Thanks RR, but OMG, I couldn't sit around wearing Jammies all day... I get dressed as soon as I've had a  shower in the morning... never can understand the jammies thing some people can wear all day....


----------



## Pinky (Dec 24, 2018)

Gary, you've touched my heart .. you are a Mensch of the highest order.


----------



## Gary O' (Dec 24, 2018)

Pinky said:


> Gary, you've touched my heart .. you are a Mensch of the highest order.



Wy, thank you, kind lady

Had to look that word up, seemed Yiddish

I can't really claim 'the highest order' ranking (believe me) 
More Grinch than Mensch

However

I do believe we all have a bit o' Mensch in us

And when employed

The reward coming back is tenfold 

A definite feel good

warms even the oldest of ol' souls


----------



## Sunny (Dec 24, 2018)

My family is very close emotionally, but pretty scattered location-wise. Most of the grandkids are grown by now, so even they are scattered all over the country.  We all got together here for Thanksgiving,
my son put up his tree and we all decorated it, and exchanged most of our gifts, figuring that being there in person was more important than what date it was.
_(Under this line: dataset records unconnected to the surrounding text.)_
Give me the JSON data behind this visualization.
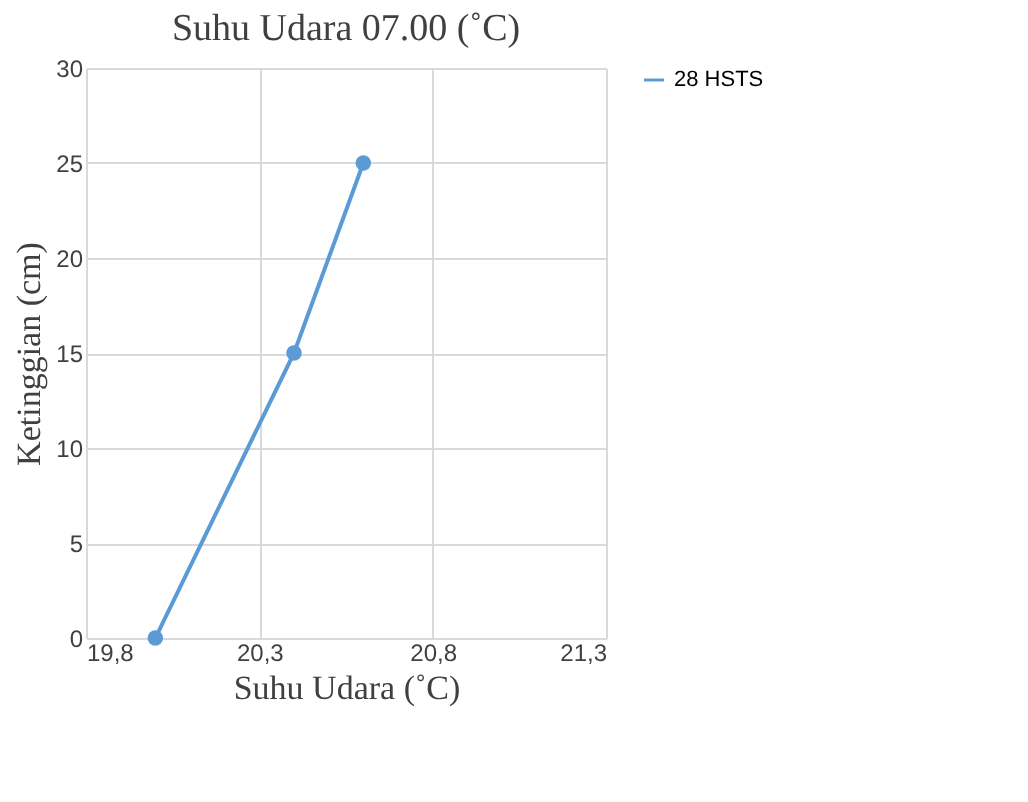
{
  "chart_data": {
    "type": "line",
    "title": "Suhu Udara 07.00 (˚C)",
    "xlabel": "Suhu Udara (˚C)",
    "ylabel": "Ketinggian (cm)",
    "x": [
      20.0,
      20.4,
      20.6
    ],
    "series": [
      {
        "name": "28 HSTS",
        "color": "#5b9bd5",
        "values": [
          0,
          15,
          25
        ]
      }
    ],
    "xlim": [
      19.8,
      21.3
    ],
    "xticks": [
      {
        "value": 19.8,
        "label": "19,8"
      },
      {
        "value": 20.3,
        "label": "20,3"
      },
      {
        "value": 20.8,
        "label": "20,8"
      },
      {
        "value": 21.3,
        "label": "21,3"
      }
    ],
    "ylim": [
      0,
      30
    ],
    "yticks": [
      0,
      5,
      10,
      15,
      20,
      25,
      30
    ],
    "grid": true,
    "legend": "right",
    "marker": "circle",
    "line_style": "solid"
  }
}
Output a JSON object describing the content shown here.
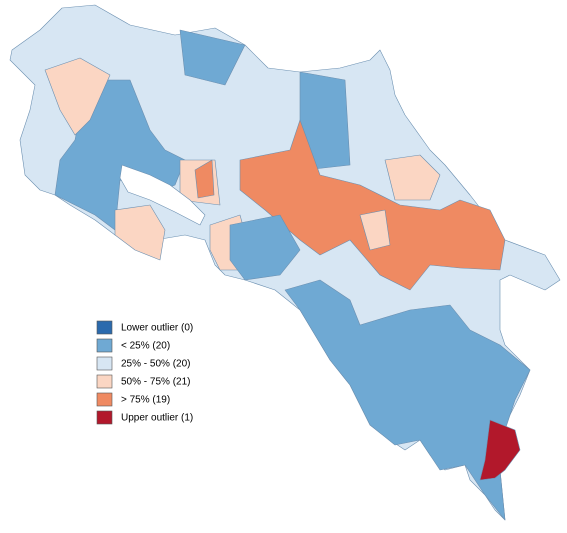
{
  "legend": {
    "items": [
      {
        "label": "Lower outlier (0)",
        "color": "#2b6aad"
      },
      {
        "label": "< 25% (20)",
        "color": "#6fa9d3"
      },
      {
        "label": "25% - 50% (20)",
        "color": "#d7e6f3"
      },
      {
        "label": "50% - 75% (21)",
        "color": "#fbd6c3"
      },
      {
        "label": "> 75% (19)",
        "color": "#ef8a62"
      },
      {
        "label": "Upper outlier (1)",
        "color": "#b2182b"
      }
    ]
  }
}
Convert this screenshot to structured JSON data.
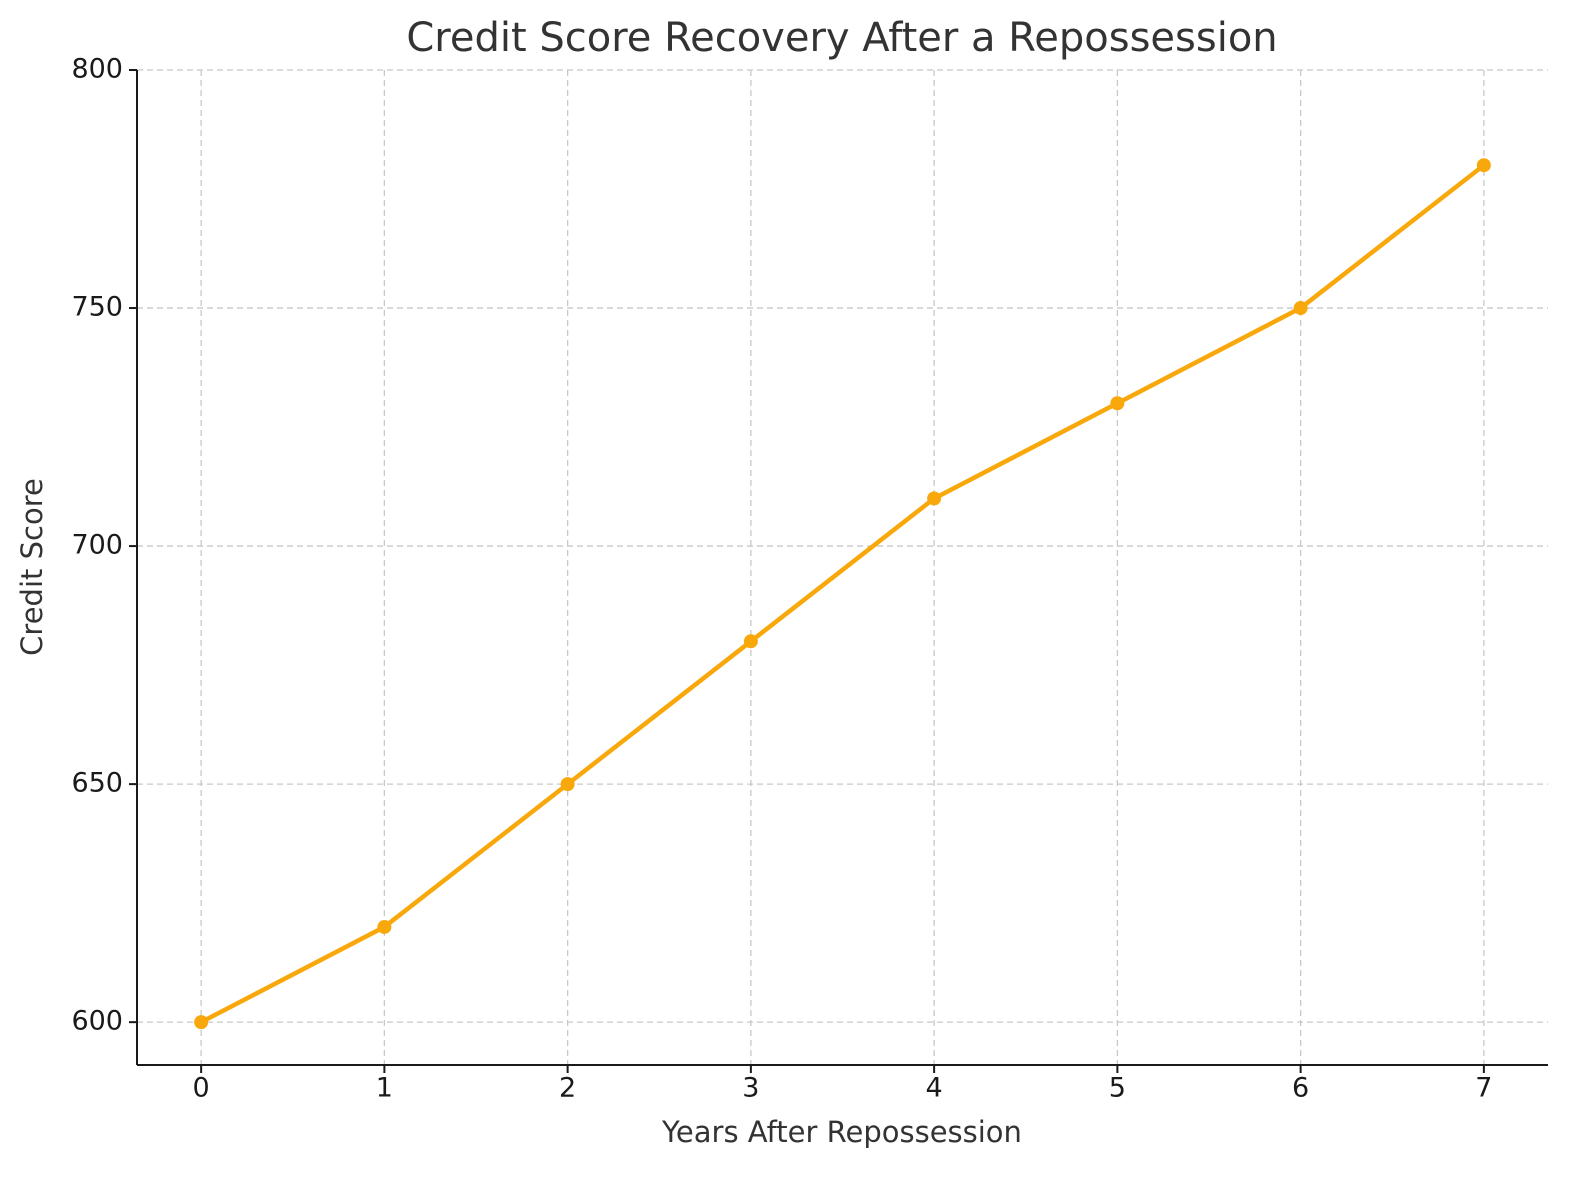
{
  "chart_data": {
    "type": "line",
    "title": "Credit Score Recovery After a Repossession",
    "xlabel": "Years After Repossession",
    "ylabel": "Credit Score",
    "x": [
      0,
      1,
      2,
      3,
      4,
      5,
      6,
      7
    ],
    "series": [
      {
        "name": "Credit Score",
        "color": "#f9a80b",
        "values": [
          600,
          620,
          650,
          680,
          710,
          730,
          750,
          780
        ]
      }
    ],
    "xlim": [
      -0.35,
      7.35
    ],
    "xticks": [
      0,
      1,
      2,
      3,
      4,
      5,
      6,
      7
    ],
    "ylim": [
      591,
      800
    ],
    "yticks": [
      600,
      650,
      700,
      750,
      800
    ],
    "grid": true,
    "legend": false
  }
}
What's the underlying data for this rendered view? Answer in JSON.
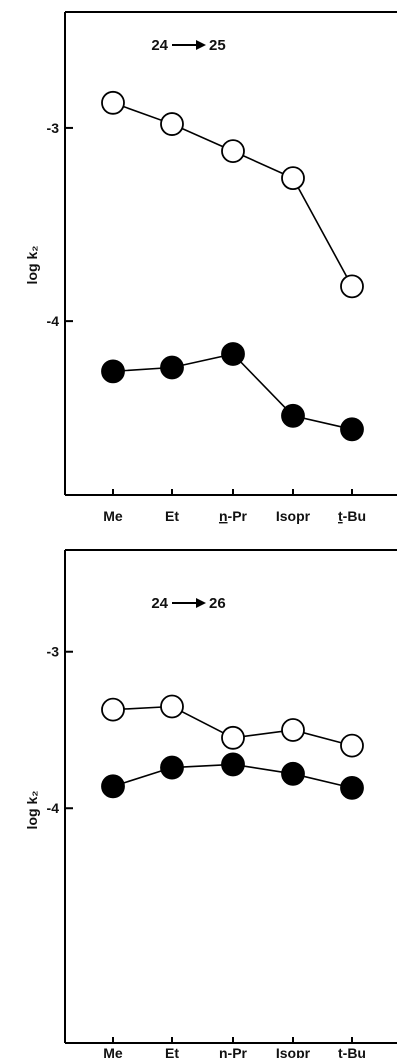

In addition, we have a family Xmas gift exchange, where we draw names, and everyone gets a nice gift for one other family member. In addition, we give gifts on Xmas to our closest relatives (parents, children, spouses, etc.)  We all celebrate the holiday wherever we are, with those who are closest. My son (divorced), grandson, and I always get together for a nice, elegant lunch at one of our homes.  One daughter and her husband are visiting their son and his girlfriend in New York, enjoying the city. The other daughter and her family are doing their Xmas "thing" in California, which mainly consists of musical performances, as they are musicians.  

Families do find ways of remaining close in spite of physical distance, if they want to... partly thanks to Skype, texting, and even old-fashioned phone calls.


----------